A randomized trial compared three groups:

  • 40 mg of simvastatin plus reading an educational pamphlet
  • Red yeast rice at a dose of 1,200 mg twice daily, plus fish oil (3.5 gm daily)
  • A 12-week program that emphasized the importance of a Mediterranean diet, exercise, and relaxation

After 12 weeks, there was a 39% reduction of LDL-C in the simvastatin group and a 42% reduction in the RYR/lifestyle group.[104] Research in China has shown that people who had a previous myocardial infarction who received RYR had a lower incidence of cardiac events and death.[105] A typical expected change in LDL-C level with RYR would be a drop of 15%-25%.[81] A 2016 review of 10 trials found that RYR and simvastatin had equivalent effects in all the outcomes examined, including effects on various lipid laboratory tests.[106] A 2017 review of 21 trials found comparable benefits between RYR and statin drugs in general.[107]

The recommended dose of RYR is 1,200 to 1,800 mg twice daily; 3.6 gm of RYR contains the equivalent monacolin K to 6 mg of lovastatin. Inappropriate fermentation practice can lead to the creation of the chemical citrinin, which is a nephrotoxin, so it is important to use products from reliable manufacturers. A recent review and meta-analysis found that RYR seems to be overall tolerable and safe.[108] Some experts strongly argue against using RYR in place of statins, in part due to unclear quality of different products available on the supplement market.[109]

A list of products that have been found to have the amount of active ingredients stated on their labels without containing any of the toxin citrinin are listed on the ConsumerLab website.

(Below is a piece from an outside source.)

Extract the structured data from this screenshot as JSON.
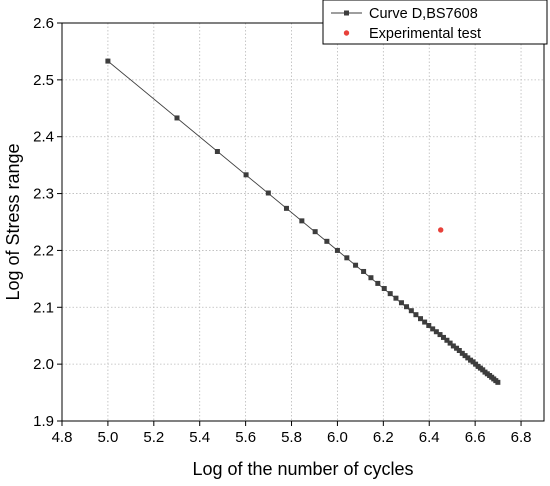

Note: Although Red Yeast Rice appears to be associated with fewer cases of myopathy,[110] it can still cause muscle pain, as well as hepatotoxicity. It shares the same side effect profile as other statin medications, and liver enzymes should be monitored the same way they would be for statins.

Niacin

Based on findings from AIM-HIGH[111][112] and HPS2-THRIVE[113] trials, and given its potential for side effects, niacin now appears not to be helpful in the management of hyperlipidemia beyond potential leading to some increase HDL-C.

Coenzyme Q10

Coenzyme q10, involved in mitochondrial function, has been used for many years to ameliorate stain-related muscle pain (myopathy), but research findings have been mixed. A 2018 study in the Journal of the AHA did conclude that it does indeed reduce statin-related muscle symptoms.[114] Dosing is 100 mg 2-3 times daily, and it is quite safe.

In Conclusion

As you work with people on managing cardiac risk, lipids are an important risk factor to be aware of, all within the larger picture of a persons Whole Health. Keeping in mind the latest recommendations from expert panels, findings from the ever-expanding body of research on the topic, and what we know about the wide-reaching benefits of various aspects of self-care, can guide effective personal health planning. A plan can be as simple as incorporating a potentially helpful food, or it may be more elaborate, depending on each individuals needs and preferences.